Cyndy Dominguez of Arvada

Posted

Cyndy Dominguez, 20, attends Sobesky Academy in Lakewood and is participating in Children’s Hospital Colorado’s Project Search Program, which teaches young people with developmental disabilities who are nearing the end of their high school careers the skills they need to work. She has a cognitive disability that makes it more difficult for her to learn new things quickly. She is interning at the hospital to gain job experience. For her internship, Dominguez takes the vitals of patients, cleans the exam rooms and performs many other jobs usually handled by medical assistants. Her goal is to live an independent and successful life.

If you knew me, you would know ...

“They didn’t find my disability until I was a freshman in high school. The put me on a ton of meds for ADHD, but it wasn’t that. It’s cognitive. And then my life changed. How I learn has changed. I feel like I got more support to learn in the way I learn best — being shown and talked to during the process just to make sure I do it right.

“I’ve been in Project Search just for a few months, but I’ve been in transition for three years. JeffCo Transition Services is for young adults with a disability to job train, budget and teach them how to do cooking and cleaning.

“I want to be a CNA (certified nurse assistant) and maybe an RN (registered nurse). I want to take classes and find good classes that will help me how to do stuff. I maybe want to go to college in the future, I’m not sure. I want to get my own apartment in Arvada and get my driver’s license.”

How I want to change the world

“I did a summer job at a retirement home and I just fell in love with it because I was helping the elderly and taking them to the bathroom and giving them baths and talking to them. I just like helping people ... That made me feel like I was helping patients and learning more about medicine and how to not just be a standby person. I liked that feeling of helping people and this job will give me a good point of view in the medical career.

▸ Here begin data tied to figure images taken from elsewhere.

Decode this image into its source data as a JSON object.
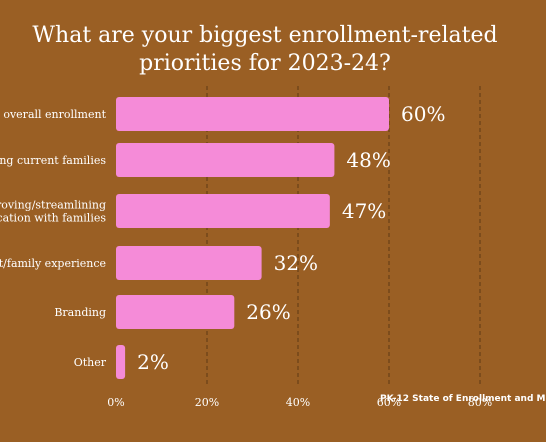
{
  "chart_data": {
    "type": "bar",
    "orientation": "horizontal",
    "title": "What are your biggest enrollment-related priorities for 2023-24?",
    "title_lines": [
      "What are your biggest enrollment-related",
      "priorities for 2023-24?"
    ],
    "categories": [
      [
        "g overall enrollment"
      ],
      [
        "ing current families"
      ],
      [
        "roving/streamlining",
        "cation with families"
      ],
      [
        "t/family experience"
      ],
      [
        "Branding"
      ],
      [
        "Other"
      ]
    ],
    "values": [
      60,
      48,
      47,
      32,
      26,
      2
    ],
    "value_labels": [
      "60%",
      "48%",
      "47%",
      "32%",
      "26%",
      "2%"
    ],
    "x_ticks": [
      "0%",
      "20%",
      "40%",
      "60%",
      "80%"
    ],
    "xlim": [
      0,
      100
    ],
    "grid": "vertical-dashed",
    "colors": {
      "background": "#9a5f24",
      "bar": "#f58bd8",
      "text": "#ffffff",
      "grid": "#5e3a14"
    }
  },
  "source": "PK-12 State of Enrollment and M"
}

“I want to help people and to demonstrate all of us can help out in the world, too. Just be patient with us. Don’t think we can’t do everything you guys do ... some of us can’t, but most of us can. All of us can’t be independent all of the time and all of us need support.”

Why my voice is important

“We are still figuring out life. The older generation needs to be more patient with us because we are still figuring it out. We do the same things they have been through ... It makes them aware about how people with a disability don’t get everything they say and it kind of puts them in our shoes. To teach them how to actually talk to us and not get mad easily. If they try to tell us what to do really fast, sometimes we can’t.”